Ces rigidités budgétaires aboutissent à la situation paradoxale d'acteurs locaux soumis à de fortes contraintes financières mais incapables de consommer le montant total de certains crédits qui leur sont alloués, compte tenu de leur destination rigoureusement définie. Ces crédits non dépensés sont donc repris par la CNSA et nourrissent l'essentiel des excédents budgétaires de ses sections et, à chaque exercice, le montant de ses fonds propres.

La solution à apporter à ces provisionnements excessifs réside dans une plus grande porosité à aménager entre les différentes sections . Le fléchage strict des différentes ressources défini à l'article L. 14-10-5 du CASF montre ainsi ses limites. Essentiel à ce qu'aucune des missions de la CNSA ne pâtisse d'une sous-budgétisation par rapport aux autres, il est néanmoins nécessaire qu'il soit assoupli.
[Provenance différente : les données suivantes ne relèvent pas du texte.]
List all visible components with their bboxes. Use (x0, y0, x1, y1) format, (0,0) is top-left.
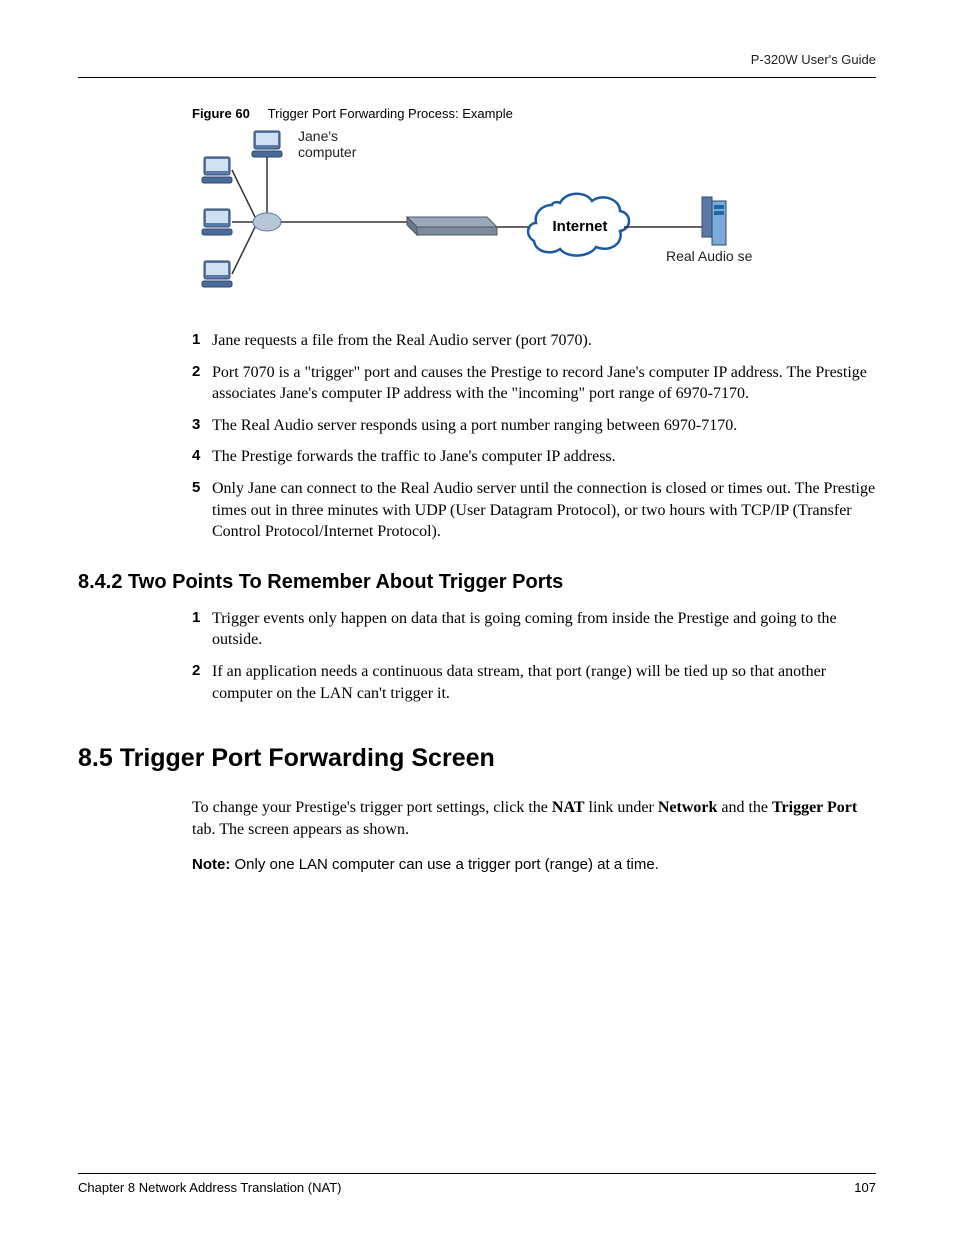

L' article 8 du présent projet de loi entame la démarche en prévoyant que les ressources de la Casa puissent désormais abonder la section I du budget de la CNSA. Cette ressource spécifique alimentait jusqu'alors exclusivement les sections II et V, précisément celles qui montraient un excédent structurel. Cet ajustement bienvenu va dans le bon sens mais doit être renforcé .


* 31 Amendement n° 101 à l'article 46 du PLFSS pour 2017.

* 32 En 2017, les fonds propres ont notamment financé pour 50 millions d'euros un fonds d'appui aux dépenses du RSA pour les départements en difficulté. Ces crédits sont retracés dans la section V.

* 33 D'après l'annexe 8 du PLFSS pour 2018 ( le déficit n'intègre pas les « gels » ).

* 34 Sur les 306 millions d'euros initialement prévus.

* 35 Sur les 180 millions d'euros initialement prévus.

* 36 D'après le rapport annuel de la CNSA, avril 2017.

* 37 Notre collègue René-Paul Savary avait proposé lors du vote du PLFSS pour 2017, sans avoir recueilli le soutien du Gouvernement, de diriger l'usage des fonds propres de la CNSA sur les seules sections II et III de son budget (amendement n° 103 rect.).